The Election Commission of Thailand (ECT) has announced detailed regulations governing online campaigns along with severe penalties for violations. Some MP candidates say they will follow the rules, but Chaturon Chaisang has criticized them.
One day after the publication of the Royal Decree on the general election of MPs and the official election schedule on 23 January 2019, the Election Commission of Thailand (ECT) announced red-tape regulations on online campaigning.
MP candidates and political parties can campaign online through websites, social media, YouTube, apps, email, SMS, and all other electronic means, according to the regulations. But before doing so, they must complete a form detailing the channel and time of their campaigns, and hand over all material and attachments to the ETC.
MP candidates must file a request with the ECT provincial offices while political parties must do so with the ECT secretariat. The ECT may allow online requests via email or other means as the regulations allow. If a campaign message is altered or sent without informing the ECT, the ECT has the authority contact the service providers to delete the item.
The cost of this will be covered by the political parties and MP candidates. If the damages are irreversible, the ECT may start an investigation which may result in suspension of election or re-election, deprivation of the right to be a candidate for one year, or a maximum penalty of six months in jail for MP candidates.
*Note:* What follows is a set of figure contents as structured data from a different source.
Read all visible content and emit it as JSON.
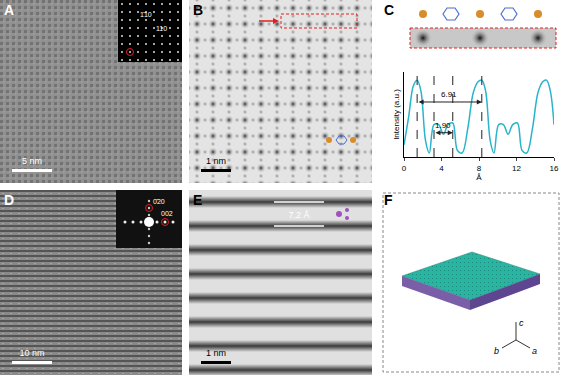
{
  "panels": {
    "A": {
      "label": "A",
      "scale_bar": "5 nm",
      "inset_labels": [
        "1̄10",
        "110"
      ]
    },
    "B": {
      "label": "B",
      "scale_bar": "1 nm"
    },
    "C": {
      "label": "C"
    },
    "D": {
      "label": "D",
      "scale_bar": "10 nm",
      "inset_labels": [
        "0̄20",
        "002"
      ]
    },
    "E": {
      "label": "E",
      "scale_bar": "1 nm",
      "spacing_label": "7.2 Å"
    },
    "F": {
      "label": "F",
      "axes": [
        "c",
        "b",
        "a"
      ]
    }
  },
  "chart_data": {
    "type": "line",
    "x": [
      0,
      0.5,
      1.0,
      1.4,
      1.8,
      2.3,
      2.7,
      3.2,
      3.7,
      4.2,
      4.7,
      5.2,
      5.7,
      6.2,
      6.8,
      7.4,
      7.9,
      8.3,
      8.7,
      9.2,
      9.6,
      10.1,
      10.6,
      11.1,
      11.6,
      12.1,
      12.6,
      13.1,
      13.7,
      14.3,
      14.8,
      15.2,
      15.6,
      16
    ],
    "values": [
      0.15,
      0.5,
      0.88,
      0.95,
      0.82,
      0.2,
      0.05,
      0.4,
      0.4,
      0.28,
      0.4,
      0.42,
      0.08,
      0.05,
      0.35,
      0.8,
      0.93,
      0.95,
      0.82,
      0.2,
      0.05,
      0.4,
      0.4,
      0.28,
      0.4,
      0.42,
      0.08,
      0.05,
      0.35,
      0.8,
      0.93,
      0.95,
      0.82,
      0.4
    ],
    "color": "#29b3cc",
    "xlim": [
      0,
      16
    ],
    "xticks": [
      0,
      4,
      8,
      12,
      16
    ],
    "ylim": [
      0,
      1.05
    ],
    "xlabel": "Å",
    "ylabel": "Intensity (a.u.)",
    "tick_labels": "x",
    "annotations": [
      {
        "text": "6.91",
        "x0": 1.4,
        "x1": 8.3,
        "y": 0.68
      },
      {
        "text": "1.90",
        "x0": 3.2,
        "x1": 5.2,
        "y": 0.3
      }
    ]
  }
}
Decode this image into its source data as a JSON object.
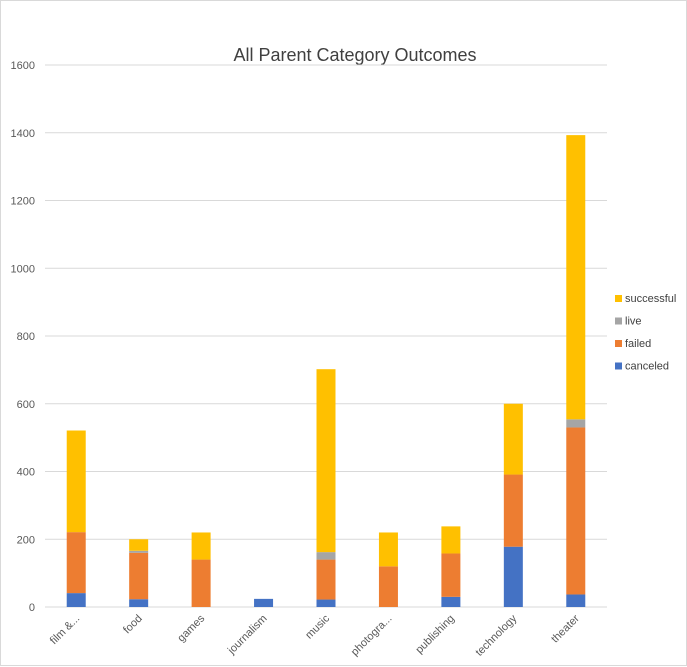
{
  "chart_data": {
    "type": "bar",
    "stacked": true,
    "title": "All Parent Category Outcomes",
    "xlabel": "",
    "ylabel": "",
    "ylim": [
      0,
      1600
    ],
    "yticks": [
      0,
      200,
      400,
      600,
      800,
      1000,
      1200,
      1400,
      1600
    ],
    "grid": true,
    "legend_position": "right",
    "categories": [
      "film &...",
      "food",
      "games",
      "journalism",
      "music",
      "photogra...",
      "publishing",
      "technology",
      "theater"
    ],
    "series": [
      {
        "name": "canceled",
        "color": "#4472c4",
        "values": [
          41,
          23,
          0,
          24,
          22,
          0,
          30,
          178,
          37
        ]
      },
      {
        "name": "failed",
        "color": "#ed7d31",
        "values": [
          180,
          137,
          140,
          0,
          118,
          120,
          128,
          213,
          493
        ]
      },
      {
        "name": "live",
        "color": "#a5a5a5",
        "values": [
          0,
          6,
          0,
          0,
          22,
          0,
          0,
          0,
          24
        ]
      },
      {
        "name": "successful",
        "color": "#ffc000",
        "values": [
          300,
          34,
          80,
          0,
          540,
          100,
          80,
          209,
          839
        ]
      }
    ]
  }
}
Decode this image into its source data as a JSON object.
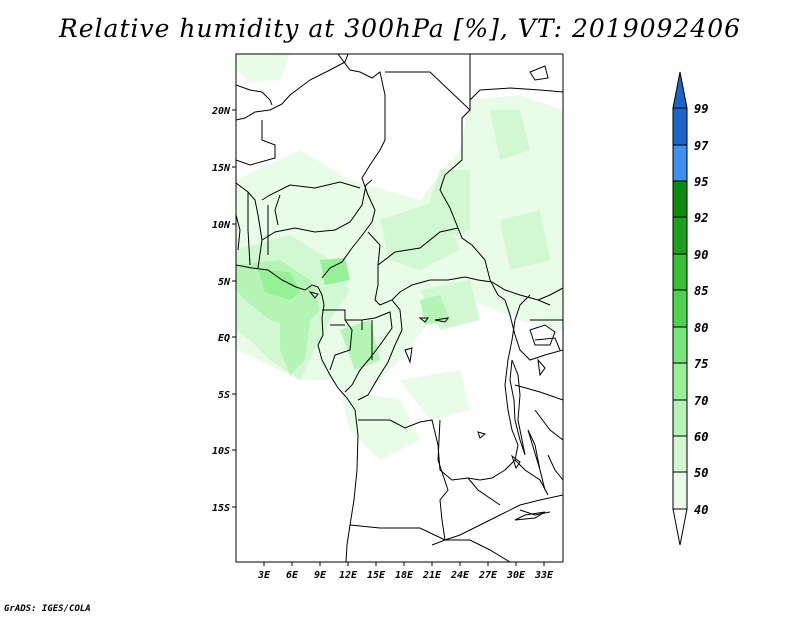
{
  "title": "Relative humidity at 300hPa [%], VT: 2019092406",
  "credit": "GrADS: IGES/COLA",
  "map": {
    "lat_labels": [
      "20N",
      "15N",
      "10N",
      "5N",
      "EQ",
      "5S",
      "10S",
      "15S"
    ],
    "lon_labels": [
      "3E",
      "6E",
      "9E",
      "12E",
      "15E",
      "18E",
      "21E",
      "24E",
      "27E",
      "30E",
      "33E"
    ]
  },
  "colorbar": {
    "labels": [
      "99",
      "97",
      "95",
      "92",
      "90",
      "85",
      "80",
      "75",
      "70",
      "60",
      "50",
      "40"
    ],
    "colors": {
      "top_arrow": "#1c64c8",
      "97_99": "#1c64c8",
      "95_97": "#3d8ff0",
      "92_95": "#0c8c0c",
      "90_92": "#1ea01e",
      "85_90": "#37be37",
      "80_85": "#50d250",
      "75_80": "#78e678",
      "70_75": "#96f096",
      "60_70": "#b4f4b4",
      "50_60": "#d2f8d2",
      "40_50": "#e8fce8",
      "bottom_arrow": "#ffffff"
    }
  }
}
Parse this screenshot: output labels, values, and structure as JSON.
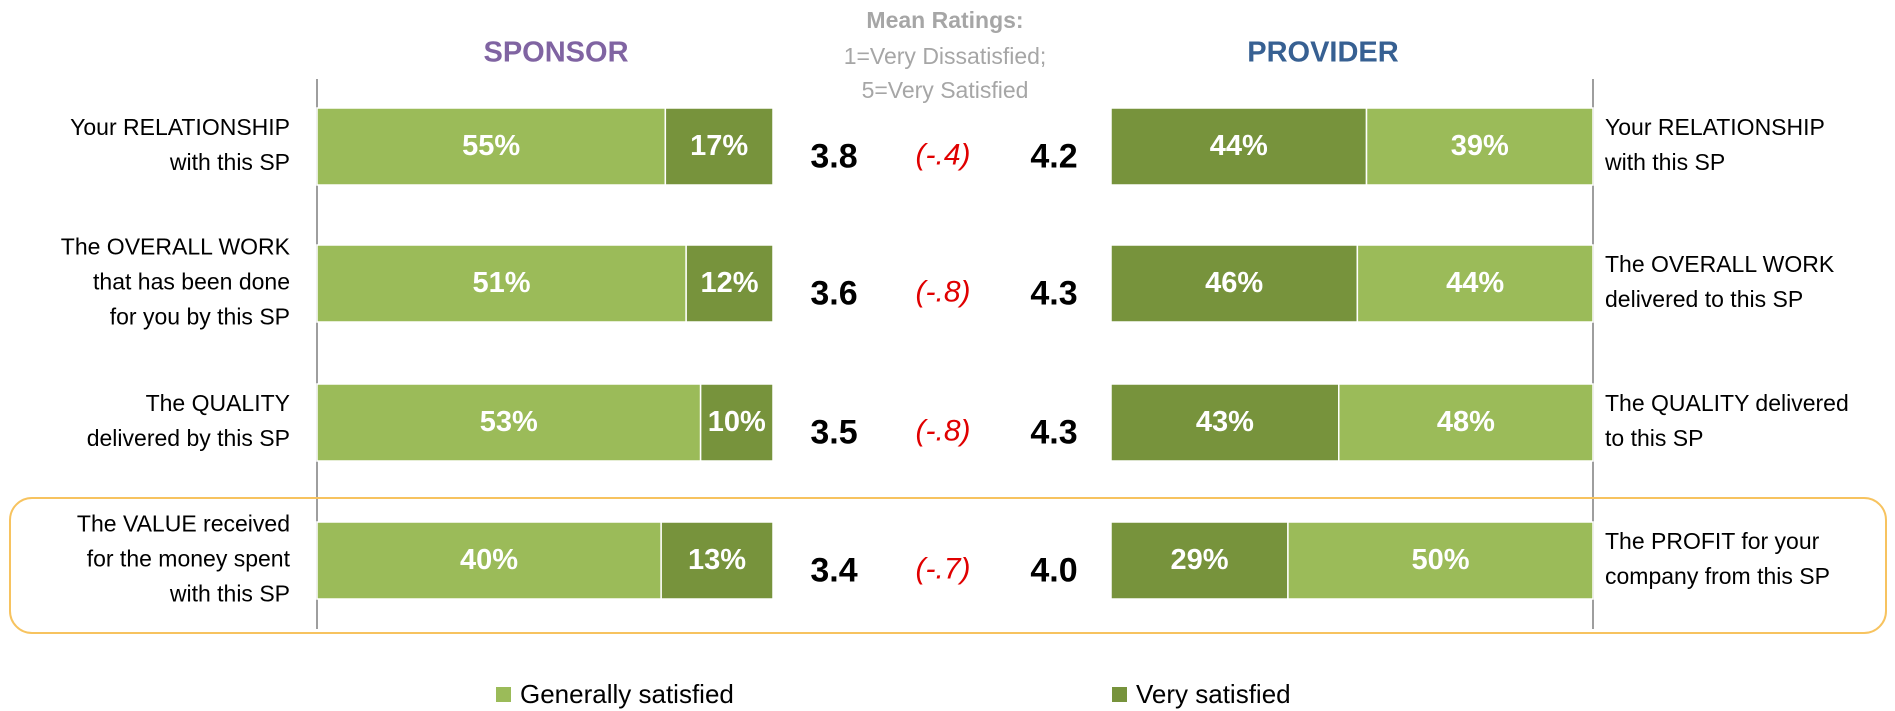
{
  "chart_data": {
    "type": "butterfly_bar",
    "left_title": "SPONSOR",
    "right_title": "PROVIDER",
    "center_title": "Mean Ratings:",
    "center_subtitle": [
      "1=Very Dissatisfied;",
      "5=Very Satisfied"
    ],
    "left_categories": [
      [
        "Your RELATIONSHIP",
        "with this SP"
      ],
      [
        "The OVERALL WORK",
        "that has been done",
        "for you by this SP"
      ],
      [
        "The QUALITY",
        "delivered by this SP"
      ],
      [
        "The VALUE received",
        "for the money spent",
        "with this SP"
      ]
    ],
    "right_categories": [
      [
        "Your RELATIONSHIP",
        "with this SP"
      ],
      [
        "The OVERALL WORK",
        "delivered to this SP"
      ],
      [
        "The QUALITY delivered",
        "to this SP"
      ],
      [
        "The PROFIT for your",
        "company from this SP"
      ]
    ],
    "series": [
      {
        "name": "Generally satisfied",
        "color": "#9bbb59",
        "left_values": [
          55,
          51,
          53,
          40
        ],
        "left_value_labels": [
          "55%",
          "51%",
          "53%",
          "40%"
        ],
        "right_values": [
          39,
          44,
          48,
          50
        ],
        "right_value_labels": [
          "39%",
          "44%",
          "48%",
          "50%"
        ]
      },
      {
        "name": "Very satisfied",
        "color": "#77933c",
        "left_values": [
          17,
          12,
          10,
          13
        ],
        "left_value_labels": [
          "17%",
          "12%",
          "10%",
          "13%"
        ],
        "right_values": [
          44,
          46,
          43,
          29
        ],
        "right_value_labels": [
          "44%",
          "46%",
          "43%",
          "29%"
        ]
      }
    ],
    "sponsor_means": {
      "values": [
        3.8,
        3.6,
        3.5,
        3.4
      ]
    },
    "provider_means": {
      "values": [
        4.2,
        4.3,
        4.3,
        4.0
      ],
      "value_labels": [
        "4.2",
        "4.3",
        "4.3",
        "4.0"
      ]
    },
    "gaps": {
      "values": [
        -0.4,
        -0.8,
        -0.8,
        -0.7
      ],
      "value_labels": [
        "(-.4)",
        "(-.8)",
        "(-.8)",
        "(-.7)"
      ]
    },
    "left_title_color": "#8064a2",
    "right_title_color": "#376092",
    "gap_color": "#e00000",
    "highlight_row": 3,
    "highlight_color": "#f7c35f"
  }
}
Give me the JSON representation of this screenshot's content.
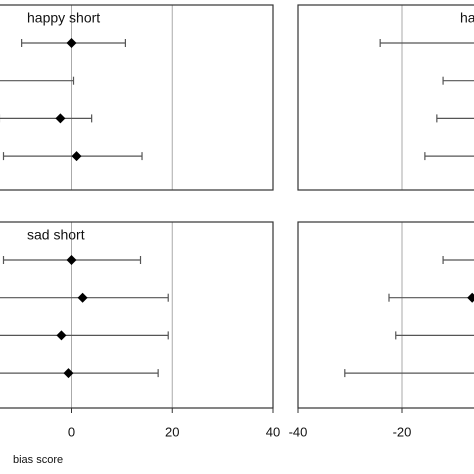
{
  "chart_data": [
    {
      "type": "errorbar",
      "title": "happy short",
      "xlim": [
        -40,
        40
      ],
      "xticks": [
        0,
        20,
        40
      ],
      "show_tick_labels": false,
      "grid": true,
      "values": [
        0,
        null,
        -2.2,
        1
      ],
      "low": [
        -9.9,
        null,
        -14.3,
        -13.5
      ],
      "high": [
        10.7,
        0.4,
        4,
        14
      ],
      "color": "#000000"
    },
    {
      "type": "errorbar",
      "title": "sad short",
      "xlabel": "bias score",
      "xlim": [
        -40,
        40
      ],
      "xticks": [
        0,
        20,
        40
      ],
      "show_tick_labels": true,
      "grid": true,
      "values": [
        0,
        2.2,
        -2,
        -0.6
      ],
      "low": [
        -13.5,
        null,
        null,
        null
      ],
      "high": [
        13.7,
        19.2,
        19.2,
        17.2
      ],
      "color": "#000000"
    },
    {
      "type": "errorbar",
      "title": "ha",
      "xlim": [
        -40,
        40
      ],
      "xticks": [
        -40,
        -20
      ],
      "show_tick_labels": false,
      "grid": true,
      "values": [
        null,
        null,
        null,
        null
      ],
      "low": [
        -24.2,
        -12.1,
        -13.3,
        -15.6
      ],
      "high": [
        null,
        null,
        null,
        null
      ],
      "color": "#000000"
    },
    {
      "type": "errorbar",
      "xlim": [
        -40,
        40
      ],
      "xticks": [
        -40,
        -20
      ],
      "show_tick_labels": true,
      "grid": true,
      "values": [
        null,
        -6.5,
        null,
        null
      ],
      "low": [
        -12.1,
        -22.5,
        -21.2,
        -31
      ],
      "high": [
        null,
        null,
        null,
        null
      ],
      "color": "#000000"
    }
  ]
}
Since the regulations came into effect, a number of MP candidates, including Sudarat Keyuraphan and Samart Kaewmeechai of the Pheu Thai Party, and Lt Preechapol Pongpanich, Ton na Ranong and Worawat Ua-apinyakul of the Thai Raksa Chart Party announced that they will post only non-campaign messages. Meanwhile, Chaturon Chaisang criticized the ECT on his Facebook page on 23 January:
“I have been advised not to campaign, to stop giving comments, or even to close my page. I would like to inform everyone that I am ready to obey the law completely, but must insist on the right to freedom of expression.
Therefore, I will continue to keep this page open and give comments. Tomorrow I will begin by criticizing the ECT.”
On 24 January 2019, as promised, he published several posts on Facebook. Chaturon asks if all his past posts on election issues that he published before candidate registration are considered as part of his campaign.
He also said that the ETC regulations require TV and radio stations to give equal access to all parties, so asked if that meant that every programme on the election had to have representatives from each of the dozens of parties expected to register for the election.